A growing field of innovative financial instruments is unlocking funding for green, sustainable, and inclusive development. In the quest to address pressing global challenges and get back on track to meet the Sustainable Development Goals, innovative financial instruments are imperative. Creative options like investing in sustainability, sustainability-linked, and gender bonds can increase access to finance for projects that align with green, social, and sustainability goals in a resource-constrained world.
“The loan has enabled me to progress,” explains Tanzanian entrepreneur, Grace Patrick Kimaro. “I’ve had many achievements and been able to pay for my children’s education thanks to running my own business.”

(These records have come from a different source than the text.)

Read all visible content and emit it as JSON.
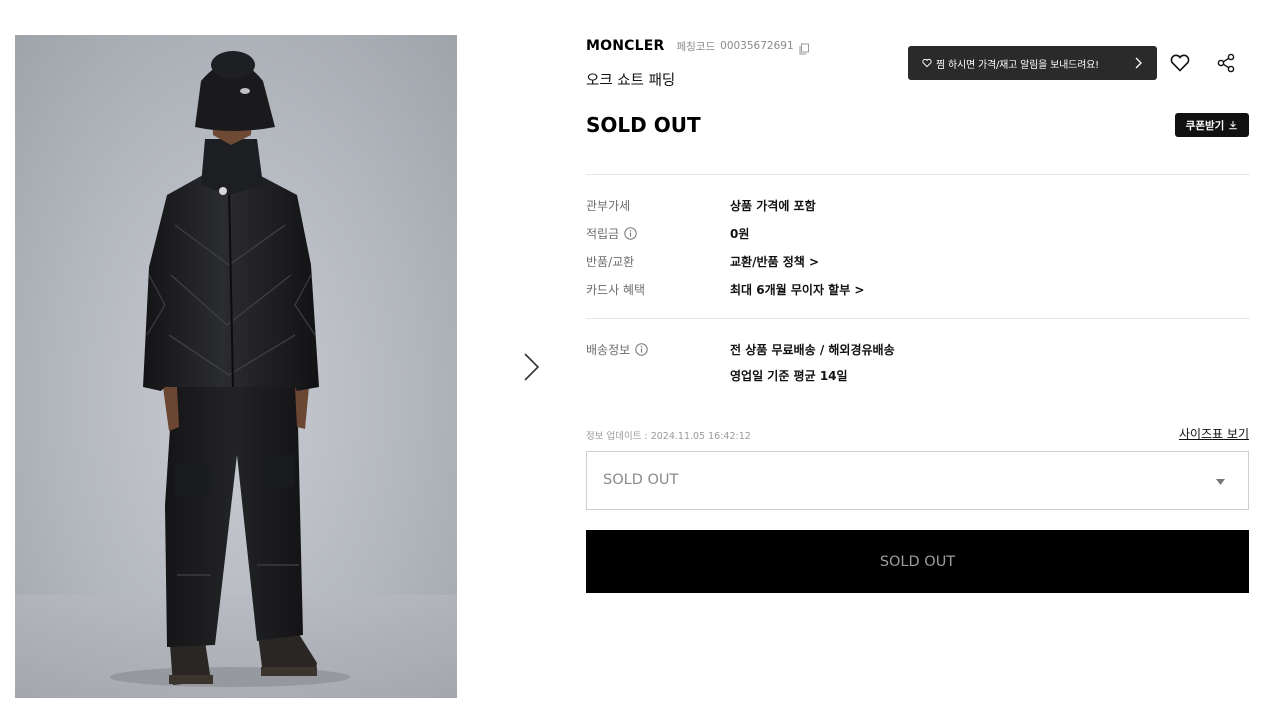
{
  "product": {
    "brand": "MONCLER",
    "code_label": "페칭코드",
    "code_value": "00035672691",
    "name": "오크 쇼트 패딩",
    "status": "SOLD OUT"
  },
  "wishlist_tip": {
    "text": "찜 하시면 가격/재고 알림을 보내드려요!"
  },
  "icons": {
    "copy": "copy-icon",
    "heart": "heart-icon",
    "share": "share-icon",
    "download": "download-icon",
    "info": "info-icon",
    "next": "chevron-right-icon",
    "caret": "caret-down-icon"
  },
  "coupon": {
    "label": "쿠폰받기"
  },
  "details": [
    {
      "label": "관부가세",
      "value": "상품 가격에 포함"
    },
    {
      "label": "적립금",
      "value": "0원"
    },
    {
      "label": "반품/교환",
      "value": "교환/반품 정책 >"
    },
    {
      "label": "카드사 혜택",
      "value": "최대 6개월 무이자 할부 >"
    }
  ],
  "shipping": {
    "label": "배송정보",
    "line1": "전 상품 무료배송 / 해외경유배송",
    "line2": "영업일 기준 평균 14일"
  },
  "update_info": "정보 업데이트 : 2024.11.05 16:42:12",
  "size_chart_link": "사이즈표 보기",
  "option_select": {
    "selected": "SOLD OUT"
  },
  "cta": {
    "label": "SOLD OUT"
  },
  "colors": {
    "black": "#000000",
    "tooltip_bg": "#2a2a2a",
    "muted_text": "#8a8a8a",
    "divider": "#e7e7e7"
  }
}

Sustainability, sustainability-linked, and gender bonds—like the NMB Bank’s Jasiri Bond that helped Grace Patrick Kimaro grow her small business—are a type of financial instrument designed to encourage the issuer to achieve certain social or green objectives. Issuers apply the proceeds from the bond to fund certain types of businesses or projects—improving sustainability outcomes, such as improving women’s access to employment opportunities or reducing GHG emissions.
Despite growing investor appetite, a gap remains in the availability of these financial instruments, especially in new markets. The World Bank Group, through the International Development Association (IDA) and its Private Sector Window (PSW), is helping to establish sustainability, sustainability-linked, and gender bonds in local currency as credible capital market solutions to finance green, sustainable, and inclusive investments.
IDA is the part of the World Bank Group that helps the world’s low-income countries. The PSW is an innovative tool that allows IDA to work closely with the Bank Group’s private sector arms—the International Finance Corporation (IFC) and the Multilateral Investment Guarantee Agency (MIGA)—to leverage resources and help mobilize sustainable private sector investment in the poorest and most fragile markets. With support from the IDA PSW, IFC is expanding the use of sustainability, sustainability-linked, and gender bonds into some of the most challenging markets—simultaneously reducing the pressure on the scarce public resources available to finance sustainable infrastructure and climate resilience and promoting environmentally friendly, sustainable, and inclusive investments.
Rwanda’s Trailblazing Sustainability-Linked Bond
In September 2023, the Development Bank of Rwanda made history by issuing a sustainability-linked bond—the first of its kind in East Africa and the first issued by a national development bank globally. Supported by IDA, the bond's key performance indicators are aimed at improving the environmental, social, and governance systems of partner financial institutions; increasing financing for women-led small and medium-sized enterprises; and financing more affordable housing. Issuing the bond in local currency further reduces foreign exchange risks and bolsters Rwanda’s local capital markets.
Not only does the Development Bank of Rwanda’s sustainability-linked bond promote sustainable development goals, but it also supports the growth of the local financial market by attracting domestic investment and setting a powerful example for other potential issuers in the region.